B- Yabancı Paralarını Türk Lirasına Çeviren Mükelleflere Tanınan Kur Ve Faiz
İstisnası

7352 sayılı Kanun’un 2’nci maddesi ile 5520 sayılı Kurumlar Vergisi Kanunu’na
aşağıdaki geçici madde eklenmiştir.

“GEÇİCİ MADDE 14- (1) 14/1/1970 tarihli ve 1211 sayılı Türkiye Cumhuriyet Merkez
Bankası Kanununun 4 üncü maddesinin üçüncü fıkrasının (I) numaralı bendinin (g) alt bendi
hükmüne istinaden Türk lirası mevduat ve katılma hesaplarına dönüşümün desteklenmesi
kapsamında dönüşüm kuru üzerinden Türk lirasına çevrilen hesaplar ile ilgili olarak;
kurumların 31/12/2021 tarihli bilançolarında yer alan yabancı paralarını, dördüncü geçici
vergi dönemine ilişkin beyannamenin verilme tarihine kadar Türk lirasına çevirmeleri ve bu
suretle elde edilen Türk lirası varlığı, bu kapsamda açılan en az üç ay vadeli Türk lirası
mevduat ve katılma hesaplarında değerlendirmeleri durumunda aşağıda belirtilen kazançlar
kurumlar vergisinden müstesnadır:

  1. a) Bu fıkra kapsamındaki yabancı paraların dönem sonu değerlemesinden kaynaklanan
    kur farkı kazançlarının 1/10/2021 ila 31/12/2021 tarihleri arasındaki döneme isabet eden
    kısmı,
  2. b) 2021 yılı dördüncü geçici vergi dönemine ilişkin beyannamenin verilme tarihine kadar Türk lirasına çevrilen hesaplarla ilgili oluşan kur farkı kazançları ile söz konusu hesaplardan dönem sonu değerlemesinden kaynaklananlar da dâhil olmak üzere vade sonunda elde edilen faiz ve kâr payları ile diğer kazançlar.

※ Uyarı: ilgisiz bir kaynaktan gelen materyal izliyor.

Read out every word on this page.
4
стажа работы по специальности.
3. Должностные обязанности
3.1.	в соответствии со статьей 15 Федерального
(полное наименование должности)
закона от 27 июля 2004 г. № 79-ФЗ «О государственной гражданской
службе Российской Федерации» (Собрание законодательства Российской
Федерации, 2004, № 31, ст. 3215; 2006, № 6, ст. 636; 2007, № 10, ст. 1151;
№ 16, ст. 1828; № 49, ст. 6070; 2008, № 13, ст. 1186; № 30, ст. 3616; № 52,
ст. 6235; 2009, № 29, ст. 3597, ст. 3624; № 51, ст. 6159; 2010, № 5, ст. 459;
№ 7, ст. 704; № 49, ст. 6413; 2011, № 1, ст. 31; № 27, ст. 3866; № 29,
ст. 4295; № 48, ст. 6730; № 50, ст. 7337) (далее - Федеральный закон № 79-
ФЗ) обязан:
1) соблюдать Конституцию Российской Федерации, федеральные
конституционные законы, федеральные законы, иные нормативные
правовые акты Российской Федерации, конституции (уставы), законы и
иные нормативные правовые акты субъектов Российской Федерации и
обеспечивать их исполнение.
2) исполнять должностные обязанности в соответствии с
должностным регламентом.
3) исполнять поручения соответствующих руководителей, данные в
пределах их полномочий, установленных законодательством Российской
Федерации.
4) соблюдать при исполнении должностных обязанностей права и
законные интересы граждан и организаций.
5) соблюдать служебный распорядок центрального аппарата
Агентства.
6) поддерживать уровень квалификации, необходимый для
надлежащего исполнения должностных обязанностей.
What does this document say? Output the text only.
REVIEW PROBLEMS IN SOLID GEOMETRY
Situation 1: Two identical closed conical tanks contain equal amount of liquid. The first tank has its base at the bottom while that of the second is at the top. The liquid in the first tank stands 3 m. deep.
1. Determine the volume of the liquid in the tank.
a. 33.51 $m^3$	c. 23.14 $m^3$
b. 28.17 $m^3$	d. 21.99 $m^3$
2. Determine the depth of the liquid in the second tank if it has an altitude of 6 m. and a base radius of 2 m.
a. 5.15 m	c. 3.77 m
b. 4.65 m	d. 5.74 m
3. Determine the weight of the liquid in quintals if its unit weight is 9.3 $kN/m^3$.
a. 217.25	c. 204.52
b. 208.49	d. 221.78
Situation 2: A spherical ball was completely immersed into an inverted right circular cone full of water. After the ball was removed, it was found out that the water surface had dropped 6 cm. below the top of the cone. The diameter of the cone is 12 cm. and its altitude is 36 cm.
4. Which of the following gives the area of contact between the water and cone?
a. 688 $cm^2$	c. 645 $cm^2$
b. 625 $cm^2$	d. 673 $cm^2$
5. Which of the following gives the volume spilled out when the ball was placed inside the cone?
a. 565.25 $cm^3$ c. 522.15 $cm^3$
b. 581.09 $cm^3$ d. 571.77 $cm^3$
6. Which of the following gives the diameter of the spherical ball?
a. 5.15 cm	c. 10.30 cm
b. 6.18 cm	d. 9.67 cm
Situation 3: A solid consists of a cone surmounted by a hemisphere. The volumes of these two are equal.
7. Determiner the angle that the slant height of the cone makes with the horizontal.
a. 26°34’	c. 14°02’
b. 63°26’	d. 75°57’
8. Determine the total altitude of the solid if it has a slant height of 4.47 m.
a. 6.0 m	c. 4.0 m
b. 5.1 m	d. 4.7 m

(2) Birinci fıkra kapsamına girmemekle birlikte, kurumların 31/12/2021 tarihli bilançolarında yer alan yabancı paralarını 2022 yılı sonuna kadar Türk lirası mevduat ve katılma hesaplarına dönüşümün desteklenmesi kapsamında dönüşüm kuru üzerinden Türk lirasına çevirmeleri ve bu suretle elde edilen Türk lirası varlığı en az üç ay vadeli Türk lirası mevduat ve katılma hesaplarında değerlendirmeleri durumunda oluşan kur farkı kazançlarının, geçici vergi dönemi sonu değerlemesiyle Türk lirasına çevrildiği tarih arasına isabet eden kısmı ile dönem sonu değerlemesinden kaynaklananlar da dâhil olmak üzere vade sonunda elde edilen faiz ve kâr payları ile diğer kazançlar kurumlar vergisinden müstesnadır.

(3) Kurumların 31/12/2021 tarihli bilançolarında yer alan altın hesabı ile bu tarihten sonra açılacak işlenmiş ve hurda altın karşılığı altın hesabı bakiyelerini 2022 yılı sonuna kadar Türk lirası mevduat ve katılma hesaplarına dönüşümün desteklenmesi kapsamında dönüşüm fiyatı üzerinden Türk lirasına çevirmeleri ve bu suretle elde edilen Türk lirası varlığı en az üç ay vadeli Türk lirası mevduat ve katılma hesaplarında değerlendirmeleri durumunda Türk lirasına çevrildiği tarihte oluşan kazançlar ile dönem sonu değerlemesinden kaynaklananlar da dâhil olmak üzere vade sonunda elde edilen faiz ve kâr payları ile diğer kazançlar kurumlar vergisinden müstesnadır.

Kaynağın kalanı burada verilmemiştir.